The CableRobot Simulator, jointly developed by researchers at Fraunhofer IPA and the Max Planck Institute for Biological Cybernetics, features a simple carbon fiber cabin, weighing around 180 pounds, with enough room for a single passenger.
Most simulators use a cabin like this—usually filled with giant wraparound displays—that’s strapped to a moving gimbal firmly attached to the floor so it can spin around, and lean back and forth in any direction. The gimbal’s movements are matched to what’s happening in the simulation, adding to the realism, but the CableRobot takes things much further with a greater range of motion.

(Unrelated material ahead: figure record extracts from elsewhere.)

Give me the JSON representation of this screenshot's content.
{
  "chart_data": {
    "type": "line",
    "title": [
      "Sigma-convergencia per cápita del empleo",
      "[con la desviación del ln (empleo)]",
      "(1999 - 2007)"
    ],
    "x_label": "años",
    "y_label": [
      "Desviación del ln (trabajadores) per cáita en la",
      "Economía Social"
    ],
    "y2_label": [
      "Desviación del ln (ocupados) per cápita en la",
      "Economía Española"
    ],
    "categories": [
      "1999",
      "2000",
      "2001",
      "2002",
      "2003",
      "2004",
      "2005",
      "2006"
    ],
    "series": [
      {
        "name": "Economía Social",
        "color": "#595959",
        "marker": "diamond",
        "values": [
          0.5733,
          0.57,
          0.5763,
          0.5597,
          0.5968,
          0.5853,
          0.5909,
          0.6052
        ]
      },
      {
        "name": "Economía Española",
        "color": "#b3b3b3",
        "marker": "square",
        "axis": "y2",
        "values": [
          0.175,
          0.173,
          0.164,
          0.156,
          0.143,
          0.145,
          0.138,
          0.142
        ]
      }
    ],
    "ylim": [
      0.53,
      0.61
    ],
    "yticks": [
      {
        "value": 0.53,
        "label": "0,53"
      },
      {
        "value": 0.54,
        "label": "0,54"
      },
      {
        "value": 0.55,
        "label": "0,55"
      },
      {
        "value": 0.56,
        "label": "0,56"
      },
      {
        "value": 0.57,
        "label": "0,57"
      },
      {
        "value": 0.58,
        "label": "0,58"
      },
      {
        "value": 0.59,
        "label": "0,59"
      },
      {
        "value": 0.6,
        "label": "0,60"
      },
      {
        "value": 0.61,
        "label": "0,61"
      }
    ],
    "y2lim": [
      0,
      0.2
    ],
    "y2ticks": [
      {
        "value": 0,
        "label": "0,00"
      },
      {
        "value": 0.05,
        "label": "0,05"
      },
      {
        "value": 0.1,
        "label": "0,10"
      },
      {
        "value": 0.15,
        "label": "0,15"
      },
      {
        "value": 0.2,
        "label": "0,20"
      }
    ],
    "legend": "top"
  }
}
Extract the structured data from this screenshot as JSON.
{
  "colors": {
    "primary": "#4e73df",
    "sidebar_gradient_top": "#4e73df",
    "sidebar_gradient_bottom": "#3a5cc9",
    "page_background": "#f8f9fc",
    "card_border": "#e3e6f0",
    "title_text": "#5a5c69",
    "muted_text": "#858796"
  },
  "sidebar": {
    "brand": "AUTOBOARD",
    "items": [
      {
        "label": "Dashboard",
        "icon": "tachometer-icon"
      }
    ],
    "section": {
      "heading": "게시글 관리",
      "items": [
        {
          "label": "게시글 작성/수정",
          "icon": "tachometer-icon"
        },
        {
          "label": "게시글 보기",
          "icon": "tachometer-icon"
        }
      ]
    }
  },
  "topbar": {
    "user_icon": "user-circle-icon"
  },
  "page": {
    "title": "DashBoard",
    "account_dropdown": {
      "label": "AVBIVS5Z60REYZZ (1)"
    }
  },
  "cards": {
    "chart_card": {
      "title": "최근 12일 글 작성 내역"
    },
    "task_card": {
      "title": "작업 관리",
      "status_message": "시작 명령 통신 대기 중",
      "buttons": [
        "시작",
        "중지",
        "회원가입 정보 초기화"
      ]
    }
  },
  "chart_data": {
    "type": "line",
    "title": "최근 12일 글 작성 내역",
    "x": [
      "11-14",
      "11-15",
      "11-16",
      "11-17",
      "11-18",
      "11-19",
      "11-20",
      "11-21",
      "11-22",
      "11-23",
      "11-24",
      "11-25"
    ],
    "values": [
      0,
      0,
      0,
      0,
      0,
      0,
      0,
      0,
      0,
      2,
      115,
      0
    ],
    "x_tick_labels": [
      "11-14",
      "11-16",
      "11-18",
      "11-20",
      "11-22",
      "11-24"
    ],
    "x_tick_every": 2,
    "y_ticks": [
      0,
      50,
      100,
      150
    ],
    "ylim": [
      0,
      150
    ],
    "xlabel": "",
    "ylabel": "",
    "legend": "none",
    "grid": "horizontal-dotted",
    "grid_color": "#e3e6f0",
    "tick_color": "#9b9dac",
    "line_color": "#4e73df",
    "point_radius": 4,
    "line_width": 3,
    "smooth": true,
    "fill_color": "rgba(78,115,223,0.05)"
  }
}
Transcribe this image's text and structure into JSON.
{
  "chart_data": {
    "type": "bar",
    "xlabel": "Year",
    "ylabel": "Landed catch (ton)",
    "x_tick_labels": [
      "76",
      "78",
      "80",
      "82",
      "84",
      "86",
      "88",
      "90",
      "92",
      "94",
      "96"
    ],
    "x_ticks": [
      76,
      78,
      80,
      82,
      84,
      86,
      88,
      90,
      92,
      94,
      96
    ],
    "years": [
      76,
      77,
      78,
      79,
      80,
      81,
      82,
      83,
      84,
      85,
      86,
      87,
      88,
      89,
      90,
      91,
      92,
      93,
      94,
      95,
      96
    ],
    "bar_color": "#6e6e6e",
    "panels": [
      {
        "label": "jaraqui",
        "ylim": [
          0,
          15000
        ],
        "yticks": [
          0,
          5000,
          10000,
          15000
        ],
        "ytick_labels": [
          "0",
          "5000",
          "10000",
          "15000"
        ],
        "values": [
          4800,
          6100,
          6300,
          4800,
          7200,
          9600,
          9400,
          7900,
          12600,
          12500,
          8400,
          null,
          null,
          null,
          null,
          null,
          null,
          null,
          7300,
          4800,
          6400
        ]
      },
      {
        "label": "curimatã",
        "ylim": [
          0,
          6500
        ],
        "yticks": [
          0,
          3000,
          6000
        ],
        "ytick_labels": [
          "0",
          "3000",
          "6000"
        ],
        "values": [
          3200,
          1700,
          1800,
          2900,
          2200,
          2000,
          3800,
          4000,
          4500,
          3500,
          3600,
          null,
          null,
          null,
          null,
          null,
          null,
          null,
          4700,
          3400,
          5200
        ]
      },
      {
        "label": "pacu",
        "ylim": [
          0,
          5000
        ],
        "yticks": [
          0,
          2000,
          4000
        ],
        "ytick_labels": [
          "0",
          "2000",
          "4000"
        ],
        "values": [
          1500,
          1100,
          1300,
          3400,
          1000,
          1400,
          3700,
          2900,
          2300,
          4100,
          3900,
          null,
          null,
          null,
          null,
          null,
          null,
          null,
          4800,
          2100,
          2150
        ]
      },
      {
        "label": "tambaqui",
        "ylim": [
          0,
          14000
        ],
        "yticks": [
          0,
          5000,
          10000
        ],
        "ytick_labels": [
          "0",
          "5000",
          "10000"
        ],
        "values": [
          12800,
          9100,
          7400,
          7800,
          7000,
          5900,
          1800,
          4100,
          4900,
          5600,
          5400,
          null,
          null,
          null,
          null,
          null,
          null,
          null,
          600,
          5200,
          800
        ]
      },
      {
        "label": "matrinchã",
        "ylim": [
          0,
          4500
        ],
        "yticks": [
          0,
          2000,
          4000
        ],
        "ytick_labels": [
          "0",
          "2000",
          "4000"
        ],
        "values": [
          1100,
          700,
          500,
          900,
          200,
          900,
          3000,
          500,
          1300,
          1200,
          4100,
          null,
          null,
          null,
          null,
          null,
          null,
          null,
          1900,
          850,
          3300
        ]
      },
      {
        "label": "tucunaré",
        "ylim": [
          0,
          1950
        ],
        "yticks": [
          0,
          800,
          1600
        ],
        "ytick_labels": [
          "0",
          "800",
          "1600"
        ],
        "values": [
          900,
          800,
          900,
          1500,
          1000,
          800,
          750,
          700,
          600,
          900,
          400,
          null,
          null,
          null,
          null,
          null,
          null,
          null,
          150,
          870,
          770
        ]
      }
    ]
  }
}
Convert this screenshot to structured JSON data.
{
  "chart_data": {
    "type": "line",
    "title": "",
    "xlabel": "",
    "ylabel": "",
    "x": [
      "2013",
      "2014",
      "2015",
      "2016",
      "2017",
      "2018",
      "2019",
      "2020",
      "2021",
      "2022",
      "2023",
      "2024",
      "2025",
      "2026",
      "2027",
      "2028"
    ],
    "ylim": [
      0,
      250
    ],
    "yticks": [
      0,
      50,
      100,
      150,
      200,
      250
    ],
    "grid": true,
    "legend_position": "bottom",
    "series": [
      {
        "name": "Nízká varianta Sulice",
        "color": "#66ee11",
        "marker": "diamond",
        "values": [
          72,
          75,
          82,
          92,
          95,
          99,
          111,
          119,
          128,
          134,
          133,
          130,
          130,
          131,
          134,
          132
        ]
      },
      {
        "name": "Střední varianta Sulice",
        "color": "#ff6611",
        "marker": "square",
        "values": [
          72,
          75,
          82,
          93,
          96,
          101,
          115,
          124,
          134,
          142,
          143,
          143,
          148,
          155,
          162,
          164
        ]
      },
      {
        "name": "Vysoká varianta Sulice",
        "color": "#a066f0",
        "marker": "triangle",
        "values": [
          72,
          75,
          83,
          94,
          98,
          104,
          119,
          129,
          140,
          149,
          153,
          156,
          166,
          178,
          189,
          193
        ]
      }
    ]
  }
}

Instead of being permanently mounted to the floor, the carbon fiber cabin, and its passenger, are suspended within a series of moving cables powered by strong winches all working in unison. Together they can tilt, spin, and move the simulator around, at impressive speeds, to almost every last corner of a room. Its movements are essentially limited to the size of the room, and the strength of the motors powering the winches.
When combined with a virtual reality setup like an Oculus Rift which completely blocks what the rider sees around them, the effect is undoubtedly incredibly immersive, and probably a little bit terrifying, as it recreates the motions and movements seen in the VR experience. The researchers who created it believe it could be an even better tool for teaching pilots, and even drivers, to operate their vehicles in complete safety. However, the rest of us see this as being the closest thing we have to Star Trek’s holodecks right now.